古墳時代の497年6月のある日、榛名山が1万年の静寂を破って突然噴火した。噴火地点は山頂ではなく、いまの伊香保温泉のすぐ上から。初めはあずき色の火山灰を降らせた。それが数日続いたあと、雲仙岳と同じような火砕流(熱雲といったほうがよい)が山腹を下った。

この熱雲に襲われた古墳時代の集落は、たとえば中筋遺跡でよく知られている。今回は、武具を装着したままの人骨が見つかったことが新しい。この噴火での人骨発見は初めてではなかろうか。今回の発掘は、古墳時代の人々がこの噴火にどのように遭遇したかを推し量ることができてたいへん興味深い。
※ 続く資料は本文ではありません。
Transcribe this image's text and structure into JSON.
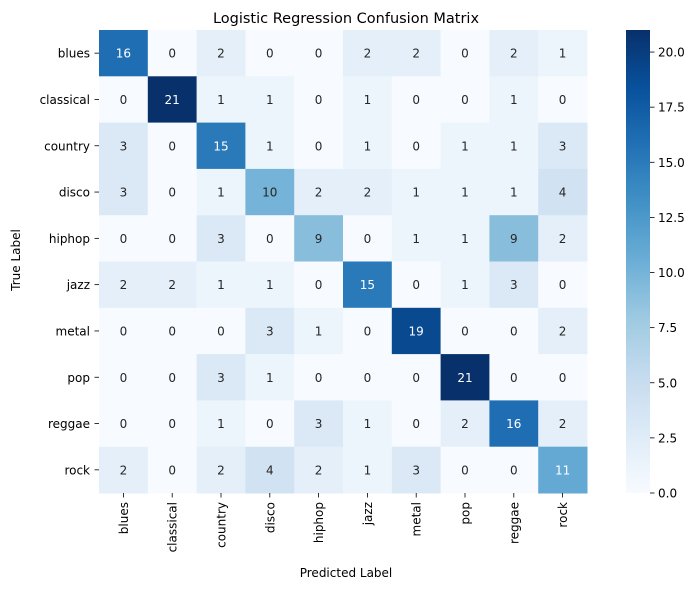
{
  "chart_data": {
    "type": "heatmap",
    "title": "Logistic Regression Confusion Matrix",
    "xlabel": "Predicted Label",
    "ylabel": "True Label",
    "x_categories": [
      "blues",
      "classical",
      "country",
      "disco",
      "hiphop",
      "jazz",
      "metal",
      "pop",
      "reggae",
      "rock"
    ],
    "y_categories": [
      "blues",
      "classical",
      "country",
      "disco",
      "hiphop",
      "jazz",
      "metal",
      "pop",
      "reggae",
      "rock"
    ],
    "matrix": [
      [
        16,
        0,
        2,
        0,
        0,
        2,
        2,
        0,
        2,
        1
      ],
      [
        0,
        21,
        1,
        1,
        0,
        1,
        0,
        0,
        1,
        0
      ],
      [
        3,
        0,
        15,
        1,
        0,
        1,
        0,
        1,
        1,
        3
      ],
      [
        3,
        0,
        1,
        10,
        2,
        2,
        1,
        1,
        1,
        4
      ],
      [
        0,
        0,
        3,
        0,
        9,
        0,
        1,
        1,
        9,
        2
      ],
      [
        2,
        2,
        1,
        1,
        0,
        15,
        0,
        1,
        3,
        0
      ],
      [
        0,
        0,
        0,
        3,
        1,
        0,
        19,
        0,
        0,
        2
      ],
      [
        0,
        0,
        3,
        1,
        0,
        0,
        0,
        21,
        0,
        0
      ],
      [
        0,
        0,
        1,
        0,
        3,
        1,
        0,
        2,
        16,
        2
      ],
      [
        2,
        0,
        2,
        4,
        2,
        1,
        3,
        0,
        0,
        11
      ]
    ],
    "colormap": "Blues",
    "colorbar": {
      "min": 0,
      "max": 21,
      "ticks": [
        0.0,
        2.5,
        5.0,
        7.5,
        10.0,
        12.5,
        15.0,
        17.5,
        20.0
      ],
      "tick_labels": [
        "0.0",
        "2.5",
        "5.0",
        "7.5",
        "10.0",
        "12.5",
        "15.0",
        "17.5",
        "20.0"
      ]
    },
    "grid": false,
    "annotated": true
  }
}
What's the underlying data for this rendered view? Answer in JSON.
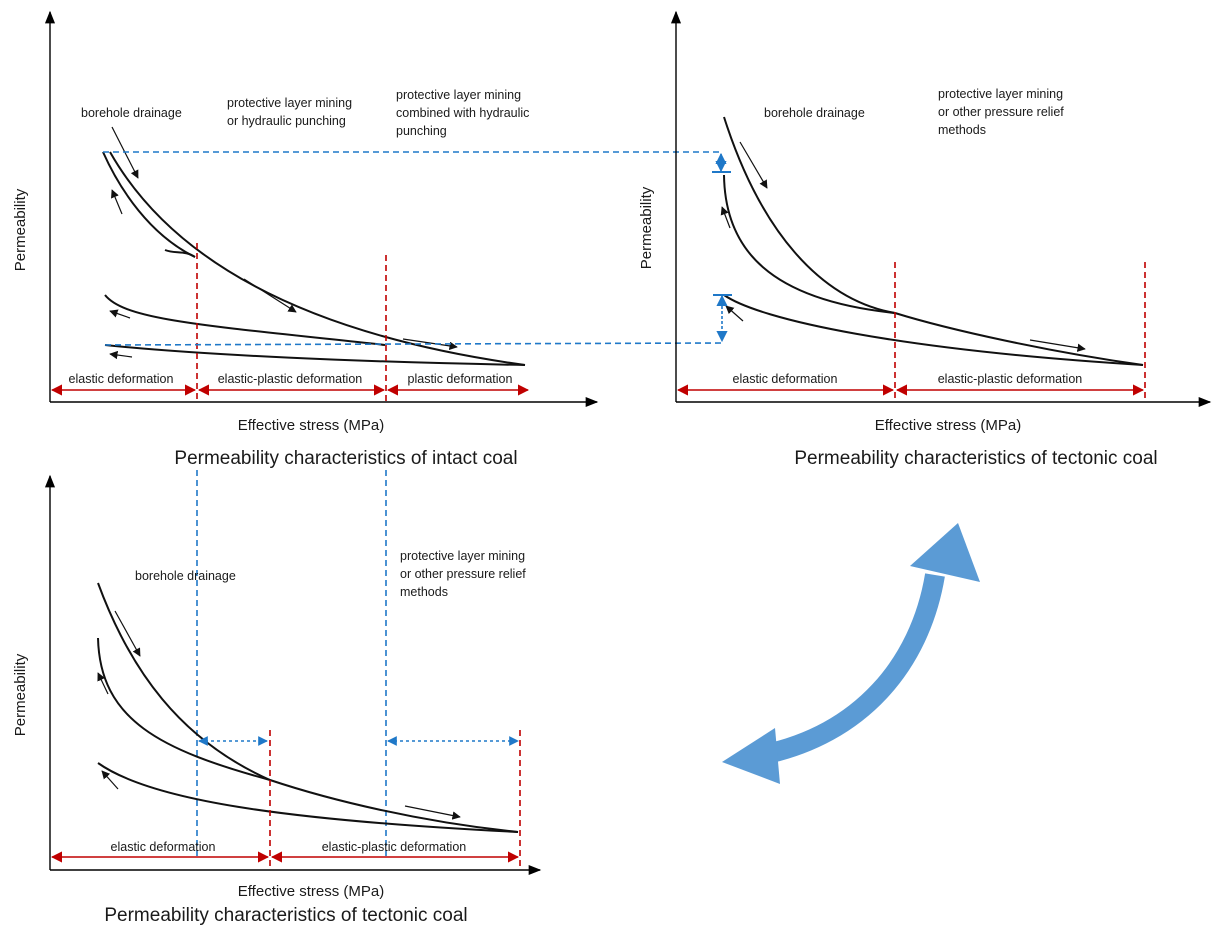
{
  "panels": {
    "intact": {
      "caption": "Permeability characteristics of intact coal",
      "xlabel": "Effective stress (MPa)",
      "ylabel": "Permeability",
      "method1": "borehole drainage",
      "method2_l1": "protective layer mining",
      "method2_l2": "or hydraulic punching",
      "method3_l1": "protective layer mining",
      "method3_l2": "combined with hydraulic",
      "method3_l3": "punching",
      "zone1": "elastic deformation",
      "zone2": "elastic-plastic deformation",
      "zone3": "plastic deformation"
    },
    "tectonic_top": {
      "caption": "Permeability characteristics of tectonic coal",
      "xlabel": "Effective stress (MPa)",
      "ylabel": "Permeability",
      "method1": "borehole drainage",
      "method2_l1": "protective layer mining",
      "method2_l2": "or other pressure relief",
      "method2_l3": "methods",
      "zone1": "elastic deformation",
      "zone2": "elastic-plastic deformation"
    },
    "tectonic_bottom": {
      "caption": "Permeability characteristics of tectonic coal",
      "xlabel": "Effective stress (MPa)",
      "ylabel": "Permeability",
      "method1": "borehole drainage",
      "method2_l1": "protective layer mining",
      "method2_l2": "or other pressure relief",
      "method2_l3": "methods",
      "zone1": "elastic deformation",
      "zone2": "elastic-plastic deformation"
    }
  },
  "colors": {
    "zone_boundary": "#c00000",
    "comparison_line": "#1f78c8",
    "big_arrow": "#5b9bd5",
    "curve": "#111111"
  },
  "icons": {
    "big_arrow": "double-headed-curved-arrow-icon"
  }
}
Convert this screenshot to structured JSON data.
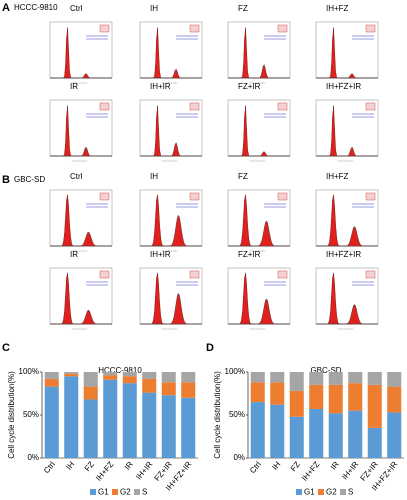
{
  "panels": [
    {
      "label": "A",
      "cell_line": "HCCC-9810",
      "conditions": [
        "Ctrl",
        "IH",
        "FZ",
        "IH+FZ",
        "IR",
        "IH+IR",
        "FZ+IR",
        "IH+FZ+IR"
      ]
    },
    {
      "label": "B",
      "cell_line": "GBC-SD",
      "conditions": [
        "Ctrl",
        "IH",
        "FZ",
        "IH+FZ",
        "IR",
        "IH+IR",
        "FZ+IR",
        "IH+FZ+IR"
      ]
    },
    {
      "label": "C"
    },
    {
      "label": "D"
    }
  ],
  "chart_data": [
    {
      "type": "stacked_bar",
      "title": "HCCC-9810",
      "y_label": "Cell cycle distribution(%)",
      "categories": [
        "Ctrl",
        "IH",
        "FZ",
        "IH+FZ",
        "IR",
        "IH+IR",
        "FZ+IR",
        "IH+FZ+IR"
      ],
      "series": [
        {
          "name": "G1",
          "color": "#5b9bd5",
          "values": [
            83,
            95,
            68,
            91,
            87,
            76,
            73,
            70
          ]
        },
        {
          "name": "G2",
          "color": "#ed7d31",
          "values": [
            9,
            3,
            15,
            5,
            8,
            16,
            15,
            18
          ]
        },
        {
          "name": "S",
          "color": "#a5a5a5",
          "values": [
            8,
            2,
            17,
            4,
            5,
            8,
            12,
            12
          ]
        }
      ],
      "ylim": [
        0,
        100
      ],
      "yticks": [
        {
          "value": 0,
          "label": "0%"
        },
        {
          "value": 50,
          "label": "50%"
        },
        {
          "value": 100,
          "label": "100%"
        }
      ],
      "legend": "bottom"
    },
    {
      "type": "stacked_bar",
      "title": "GBC-SD",
      "y_label": "Cell cycle distribution(%)",
      "categories": [
        "Ctrl",
        "IH",
        "FZ",
        "IH+FZ",
        "IR",
        "IH+IR",
        "FZ+IR",
        "IH+FZ+IR"
      ],
      "series": [
        {
          "name": "G1",
          "color": "#5b9bd5",
          "values": [
            65,
            62,
            48,
            57,
            52,
            55,
            35,
            53
          ]
        },
        {
          "name": "G2",
          "color": "#ed7d31",
          "values": [
            23,
            26,
            30,
            28,
            33,
            32,
            50,
            30
          ]
        },
        {
          "name": "S",
          "color": "#a5a5a5",
          "values": [
            12,
            12,
            22,
            15,
            15,
            13,
            15,
            17
          ]
        }
      ],
      "ylim": [
        0,
        100
      ],
      "yticks": [
        {
          "value": 0,
          "label": "0%"
        },
        {
          "value": 50,
          "label": "50%"
        },
        {
          "value": 100,
          "label": "100%"
        }
      ],
      "legend": "bottom"
    }
  ]
}
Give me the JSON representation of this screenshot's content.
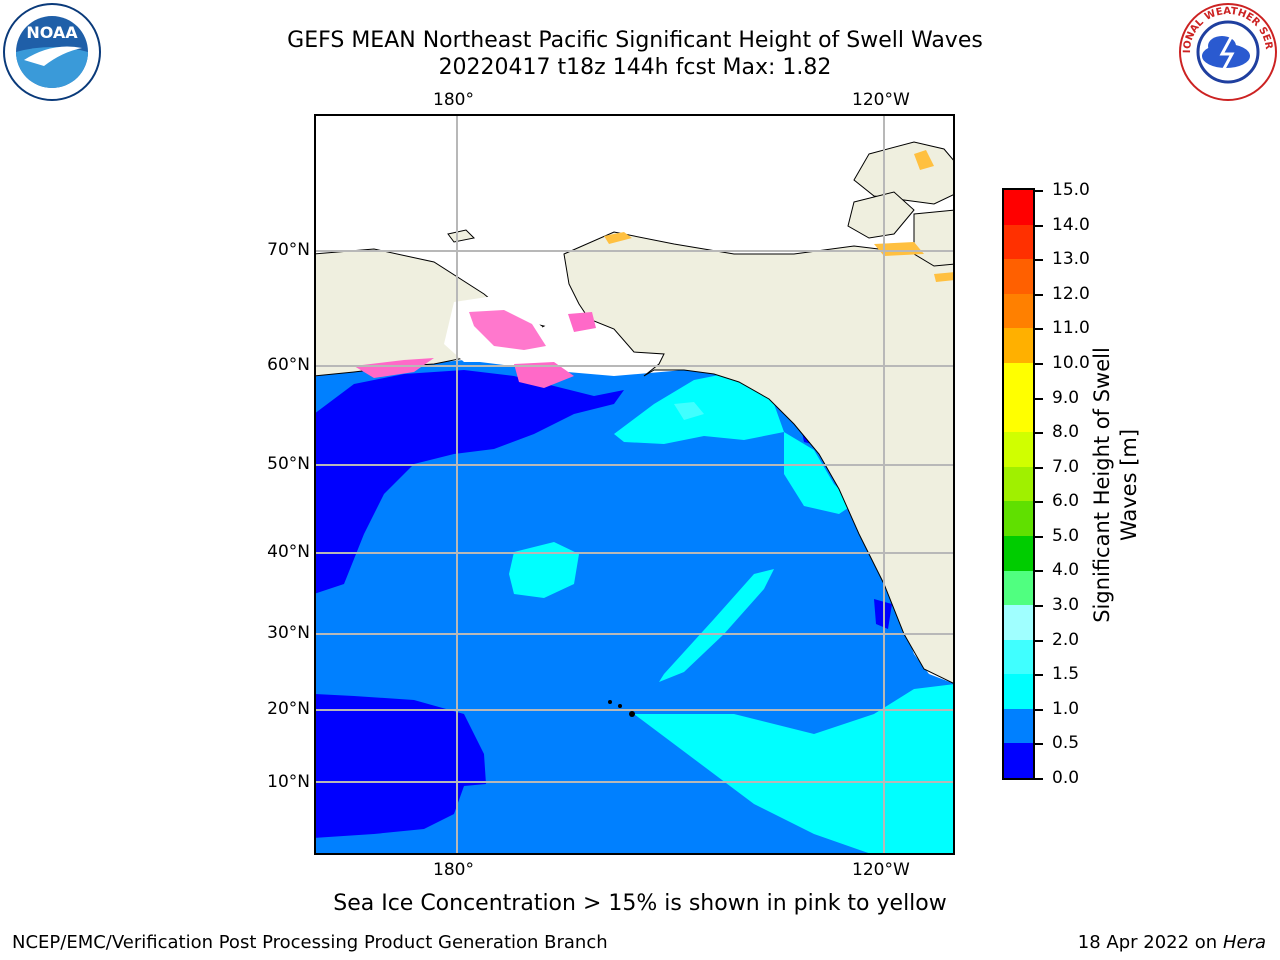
{
  "title_line1": "GEFS MEAN Northeast Pacific Significant Height of Swell Waves",
  "title_line2": "20220417 t18z 144h fcst   Max: 1.82",
  "x_ticks": [
    "180°",
    "120°W"
  ],
  "y_ticks": [
    "70°N",
    "60°N",
    "50°N",
    "40°N",
    "30°N",
    "20°N",
    "10°N"
  ],
  "colorbar": {
    "label_line1": "Significant Height of Swell",
    "label_line2": "Waves [m]",
    "ticks": [
      "15.0",
      "14.0",
      "13.0",
      "12.0",
      "11.0",
      "10.0",
      "9.0",
      "8.0",
      "7.0",
      "6.0",
      "5.0",
      "4.0",
      "3.0",
      "2.0",
      "1.5",
      "1.0",
      "0.5",
      "0.0"
    ],
    "colors_bottom_to_top": [
      "#0000ff",
      "#0080ff",
      "#00ffff",
      "#40ffff",
      "#a0ffff",
      "#50ff80",
      "#00cc00",
      "#60e000",
      "#a0f000",
      "#d0ff00",
      "#ffff00",
      "#ffff00",
      "#ffb000",
      "#ff8000",
      "#ff6000",
      "#ff3000",
      "#ff0000"
    ]
  },
  "map_colors": {
    "land": "#efefdf",
    "ocean_deep": "#0000ff",
    "ocean_mid": "#0080ff",
    "ocean_light": "#00ffff",
    "ice_pink": "#ff69c8",
    "ice_yellow": "#ffc040"
  },
  "footnote": "Sea Ice Concentration > 15% is shown in pink to yellow",
  "footer_left": "NCEP/EMC/Verification Post Processing Product Generation Branch",
  "footer_right_prefix": "18 Apr 2022 on ",
  "footer_right_italic": "Hera",
  "logos": {
    "left": "NOAA",
    "right": "NATIONAL WEATHER SERVICE"
  }
}
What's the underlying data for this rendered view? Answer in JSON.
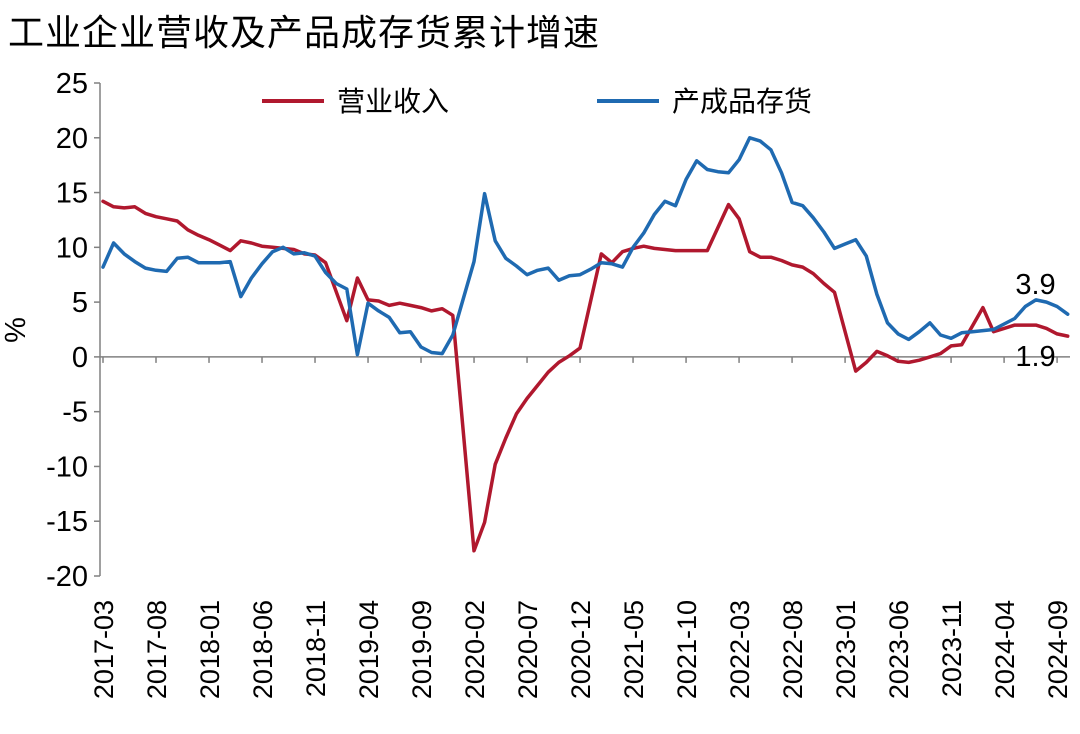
{
  "chart_data": {
    "type": "line",
    "title": "工业企业营收及产品成存货累计增速",
    "ylabel": "%",
    "xlabel": "",
    "ylim": [
      -20,
      25
    ],
    "yticks": [
      25,
      20,
      15,
      10,
      5,
      0,
      -5,
      -10,
      -15,
      -20
    ],
    "x": [
      "2017-03",
      "2017-04",
      "2017-05",
      "2017-06",
      "2017-07",
      "2017-08",
      "2017-09",
      "2017-10",
      "2017-11",
      "2017-12",
      "2018-01",
      "2018-02",
      "2018-03",
      "2018-04",
      "2018-05",
      "2018-06",
      "2018-07",
      "2018-08",
      "2018-09",
      "2018-10",
      "2018-11",
      "2018-12",
      "2019-01",
      "2019-02",
      "2019-03",
      "2019-04",
      "2019-05",
      "2019-06",
      "2019-07",
      "2019-08",
      "2019-09",
      "2019-10",
      "2019-11",
      "2019-12",
      "2020-01",
      "2020-02",
      "2020-03",
      "2020-04",
      "2020-05",
      "2020-06",
      "2020-07",
      "2020-08",
      "2020-09",
      "2020-10",
      "2020-11",
      "2020-12",
      "2021-01",
      "2021-02",
      "2021-03",
      "2021-04",
      "2021-05",
      "2021-06",
      "2021-07",
      "2021-08",
      "2021-09",
      "2021-10",
      "2021-11",
      "2021-12",
      "2022-01",
      "2022-02",
      "2022-03",
      "2022-04",
      "2022-05",
      "2022-06",
      "2022-07",
      "2022-08",
      "2022-09",
      "2022-10",
      "2022-11",
      "2022-12",
      "2023-01",
      "2023-02",
      "2023-03",
      "2023-04",
      "2023-05",
      "2023-06",
      "2023-07",
      "2023-08",
      "2023-09",
      "2023-10",
      "2023-11",
      "2023-12",
      "2024-01",
      "2024-02",
      "2024-03",
      "2024-04",
      "2024-05",
      "2024-06",
      "2024-07",
      "2024-08",
      "2024-09",
      "2024-10"
    ],
    "xtick_labels": [
      "2017-03",
      "2017-08",
      "2018-01",
      "2018-06",
      "2018-11",
      "2019-04",
      "2019-09",
      "2020-02",
      "2020-07",
      "2020-12",
      "2021-05",
      "2021-10",
      "2022-03",
      "2022-08",
      "2023-01",
      "2023-06",
      "2023-11",
      "2024-04",
      "2024-09"
    ],
    "series": [
      {
        "name": "营业收入",
        "color": "#b0182e",
        "values": [
          14.2,
          13.7,
          13.6,
          13.7,
          13.1,
          12.8,
          12.6,
          12.4,
          11.6,
          11.1,
          10.7,
          10.2,
          9.7,
          10.6,
          10.4,
          10.1,
          10.0,
          9.9,
          9.8,
          9.4,
          9.3,
          8.6,
          null,
          3.3,
          7.2,
          5.2,
          5.1,
          4.7,
          4.9,
          4.7,
          4.5,
          4.2,
          4.4,
          3.8,
          null,
          -17.7,
          -15.1,
          -9.8,
          -7.4,
          -5.2,
          -3.8,
          -2.6,
          -1.4,
          -0.5,
          0.1,
          0.8,
          null,
          9.4,
          8.6,
          9.6,
          9.9,
          10.1,
          9.9,
          9.8,
          9.7,
          9.7,
          9.7,
          9.7,
          null,
          13.9,
          12.6,
          9.6,
          9.1,
          9.1,
          8.8,
          8.4,
          8.2,
          7.6,
          6.7,
          5.9,
          null,
          -1.3,
          -0.5,
          0.5,
          0.1,
          -0.4,
          -0.5,
          -0.3,
          0.0,
          0.3,
          1.0,
          1.1,
          null,
          4.5,
          2.3,
          2.6,
          2.9,
          2.9,
          2.9,
          2.6,
          2.1,
          1.9
        ]
      },
      {
        "name": "产成品存货",
        "color": "#1f6ab1",
        "values": [
          8.2,
          10.4,
          9.4,
          8.7,
          8.1,
          7.9,
          7.8,
          9.0,
          9.1,
          8.6,
          8.6,
          8.6,
          8.7,
          5.5,
          7.2,
          8.5,
          9.6,
          10.0,
          9.4,
          9.5,
          9.2,
          7.7,
          6.7,
          6.2,
          0.2,
          4.9,
          4.2,
          3.6,
          2.2,
          2.3,
          0.9,
          0.4,
          0.3,
          2.0,
          null,
          8.7,
          14.9,
          10.6,
          9.0,
          8.3,
          7.5,
          7.9,
          8.1,
          7.0,
          7.4,
          7.5,
          8.0,
          8.6,
          8.5,
          8.2,
          10.0,
          11.3,
          13.0,
          14.2,
          13.8,
          16.2,
          17.9,
          17.1,
          16.9,
          16.8,
          18.0,
          20.0,
          19.7,
          18.9,
          16.8,
          14.1,
          13.8,
          12.7,
          11.4,
          9.9,
          10.3,
          10.7,
          9.2,
          5.7,
          3.1,
          2.1,
          1.6,
          2.3,
          3.1,
          2.0,
          1.7,
          2.2,
          2.3,
          2.4,
          2.5,
          3.0,
          3.5,
          4.6,
          5.2,
          5.0,
          4.6,
          3.9
        ]
      }
    ],
    "legend": {
      "placement": "top-center"
    },
    "annotations": [
      "3.9",
      "1.9"
    ],
    "grid": false
  }
}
イメージとしては、1991年6月3日、北上木場で火砕流にまきこまれた犠牲者の人骨が回収されないまま放置された。高温で焼かれたために腐敗しにくかった。数週間後、風や雨によって周囲の火山灰が寄せ集まって人骨を埋没させた、と思えばよい。

そのあと、25年の静寂が流れた。榛名山が再度噴火して厚さ2mの軽石が降り積もってこの地を覆った。軽石と熱雲の間には、25年の時間経過を示す厚さ5センチほどの黒土がある。厚さ2mの軽石に守られた人骨は1500年後の2012年11月、群馬県埋蔵文化財調査事業団の発掘調査によって発見された。